We picked up the rest and had our lunch in a shack next to the road we were on. Little choice – egg patthai or sweet and sour vegetable chicken. I went for the latter and winced at the taste. It was bland. While everybody around me was happily eating, I started heaping spoonfulls of chilli onto my plate, stopping the waiter in his tracks.
‘But that’s hoooot’ – he said in awe.
‘But that’s how I like it’ – I smiled back courageously and ate up. I may be scared of tigers but it took only a week for me in Thailand to get adjusted to the food and discover that I love it spicy.
After the lunch we were taken to the Hellfire Pass. The pleasant part of the trip was over. We trekked along the railroad till we reached the ‘cutting’ lined with Australian flags and plastic poppy flowers. The story was grisly and the museum only made it worse. We got back into the minibus in silence.
And then we were boarding the Death Railway, the day was beautiful, I got a seat next to the open window and could admire the sunlit countryside as we lauched on out two-hour journey back to Kanchanaburi. There were people on the train selling cold drinks and sweet pancakes, the sun was setting behind the mountains and I was dreaming away with my head stuck out of the window and laid comfortably on my folded arms, when the rocking of the train brought back another information from the museum – for every sleeper we were passing, there was one dead prisoner. I sat upright and started paying more attention, as we passed the Bridge over the River Kwai (Kwae Yai, as it is also called), all set up for the festival.

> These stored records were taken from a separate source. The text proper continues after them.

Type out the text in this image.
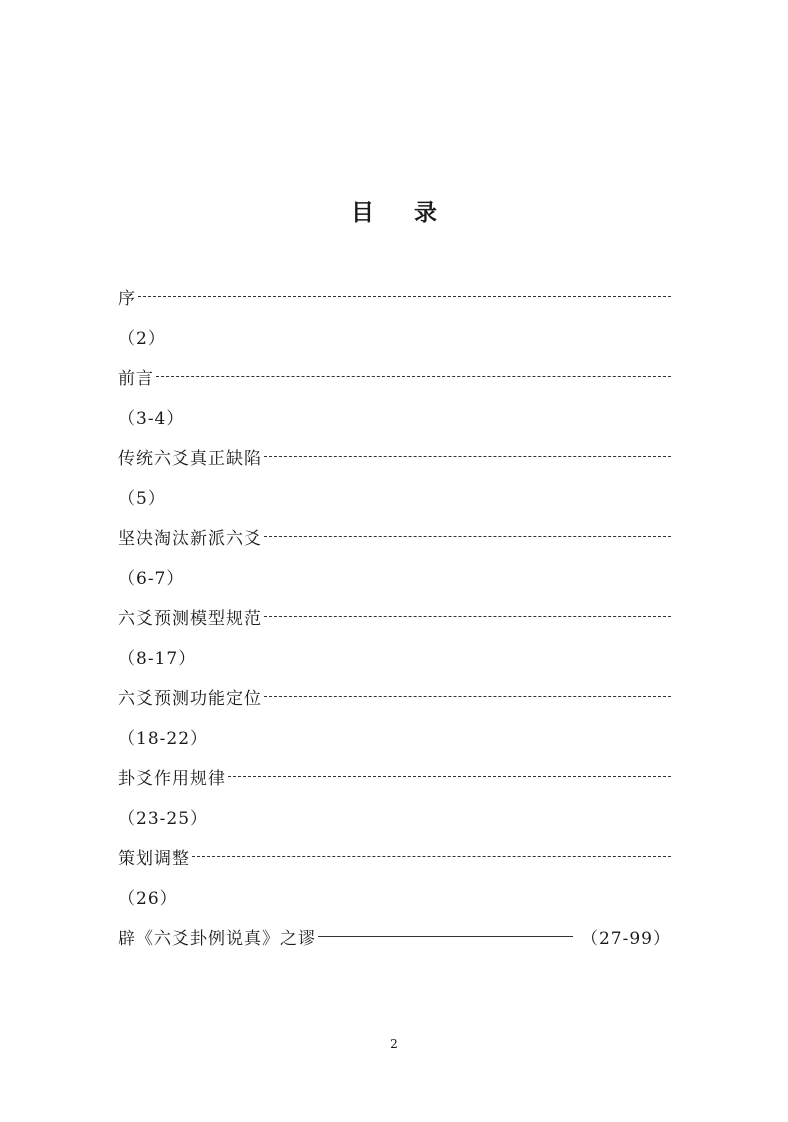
目 录
序
（2）
前言
（3-4）
传统六爻真正缺陷
（5）
坚决淘汰新派六爻
（6-7）
六爻预测模型规范
（8-17）
六爻预测功能定位
（18-22）
卦爻作用规律
（23-25）
策划调整
（26）
辟《六爻卦例说真》之谬	（27-99）
2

It was Friday night and the first day of the festival and we were late. As we get out of the minibus and got herded onto a rickety bridge running to the floating platform in front of the bridge, the lights were already out. I had to guess where the next board may be, feeling the railings made of branches sway on both sides dangerously. I found a chair in one of the front rows and sat down in awe, not understanding a single word of the story being told through the loudspeakers. But the music in the background was great, the inscenisation of the bombing deafening and realistic (one of the huts was actually set on fire and in the red smoke I could see a man running frantically up and down with a fire-extinguisher… that fire wasn’t in the screenplay at all), the pieces of bridge were flying around in clouds of smoke and the fireworks afterwards were simply spectacular.
Only back at the backpacker’s I got to know that I should have asked for the headphones, but then I only shrugged, satisfied nonetheless, and sat down to watch the movie. Towards its end the waitress brought me a huge slice of chocolate cake, saying it was sent by a girl who was having her birthday party at a table in the far corner. I looked up and recognised the local girl who on the day of my arrival stopped to tell me I was beautiful. Hell, she was more beautiful that I could ever be, slim and dark, but I thanked her then, remembering what I was told about local people finding Westerners somehow more attractive, and now I put my hands together and rised them to my face to thank her again, feeing both awkward and happy as I was making that gesture of gratitude and respect for the first time in my life.